Lisbon Two would be presented differently from Lisbon One by means of
these non-binding political Declarations and an accompanying
political promise from the EU Prime Ministers and Presidents that
every EU State can keep a Commissioner under Lisbon when in
practical terms the same can happen under the Nice Treaty which
currently rules in the EU.


This Irish Times opinion poll, like the profoundly flawed
"research" on why people voted as they did in last June's referendum
which the Irish Department of Foreign Affairs commissioned over a
month after the result, will contribute to the elaborate scheme of
deception of the Irish people that is currently being planned by
Taoiseach Brian Cowen, Foreign Minister Micheal Martin and Iveagh House.

For they have not "respected" the Lisbon referendum result by acting
upon the people's democratic vote, despite their endlessly reiterated
claims that they do respect it. If they respected the people's
decision they would have told the other EU States last June that
Ireland could not and would not be ratifying the Treaty, in which
case it could not come into force for anyone and the other States
would have ceased their ratifications after a while, for there would
have been no point in their continuing.

Instead Foreign Minister Micheal Martin said on RTE while the votes
were still being counted on 13 June last that "of course" the
ratifications by other States would continue. Taoiseach Brian Cowen
said the same thing to Commission President Barroso on the phone even
before the referendum result was officially announced. Iveagh House
has been planning a referendum re-run from the moment the tallies
showed how the vote was going on the very morning of the count.

The Declarations envisaged as accompanying Lisbon Two will naturally
be "solemn" and the political promise about everyone keeping a member
on the European Commission will be clear - even though that can
effectively be done under the present Nice Treaty also.

The hope is however that decorating the Lisbon Treaty with political
cap and bells in this way will be sufficient to deceive the Irish
public and media into thinking that the Lisbon Treaty of next October
- the most likely date for a re-run - will be different from the
Lisbon Treaty of last June, when not a comma of the Treaty will be
changed.

It will be exactly the same bad Treaty, which is not in Ireland's
interest or Europe's interest and which the peoples of Europe do not
want.
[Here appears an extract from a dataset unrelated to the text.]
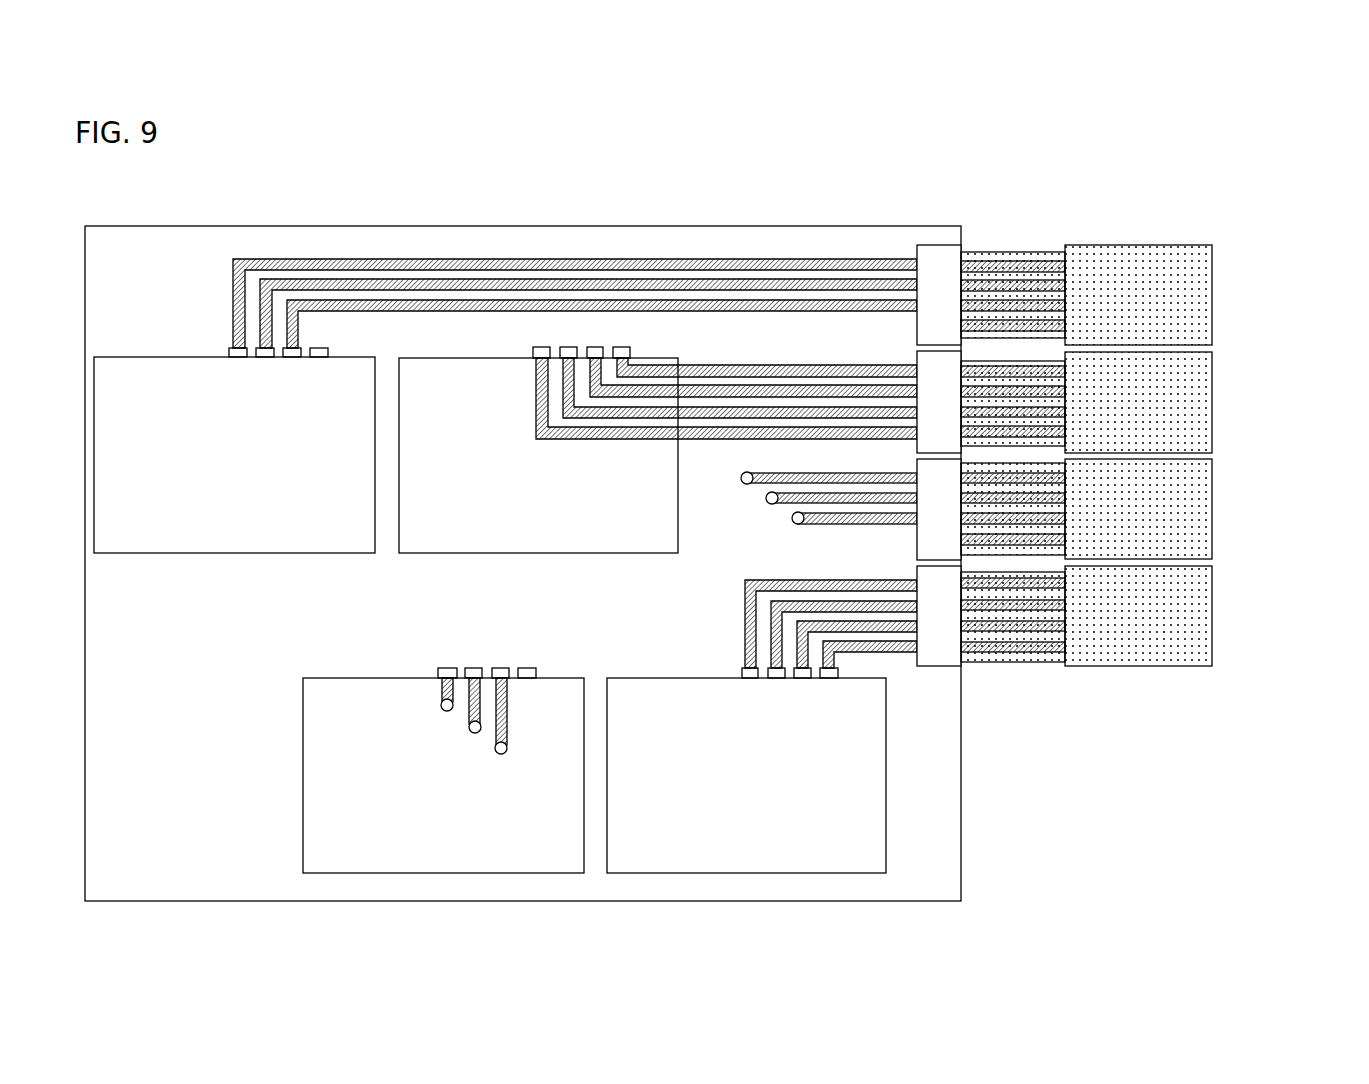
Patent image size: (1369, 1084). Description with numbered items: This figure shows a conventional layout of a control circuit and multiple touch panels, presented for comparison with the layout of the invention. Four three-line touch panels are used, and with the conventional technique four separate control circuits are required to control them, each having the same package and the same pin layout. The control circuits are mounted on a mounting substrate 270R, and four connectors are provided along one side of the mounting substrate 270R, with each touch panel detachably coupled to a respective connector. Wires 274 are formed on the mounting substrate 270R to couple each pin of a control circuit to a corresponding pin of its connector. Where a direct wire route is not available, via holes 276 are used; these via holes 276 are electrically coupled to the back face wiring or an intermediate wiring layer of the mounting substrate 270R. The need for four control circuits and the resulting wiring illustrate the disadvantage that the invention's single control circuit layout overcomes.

The Lisbon Treaty and the Constitution of a profoundly
undemocratic supranational European Federation which it embodies has
now effectively been rejected in three national referendums - in
France, the Netherlands and Ireland.

And so a year of mendacity and deception, of waste of time and energy
by key elements of Ireland's political class, and abuse and
misrepresentation of No-side campaigners, is being prepared by
Messrs Cowen and Martin and Iveagh House and those who agree with
the course of folly they seem bent on.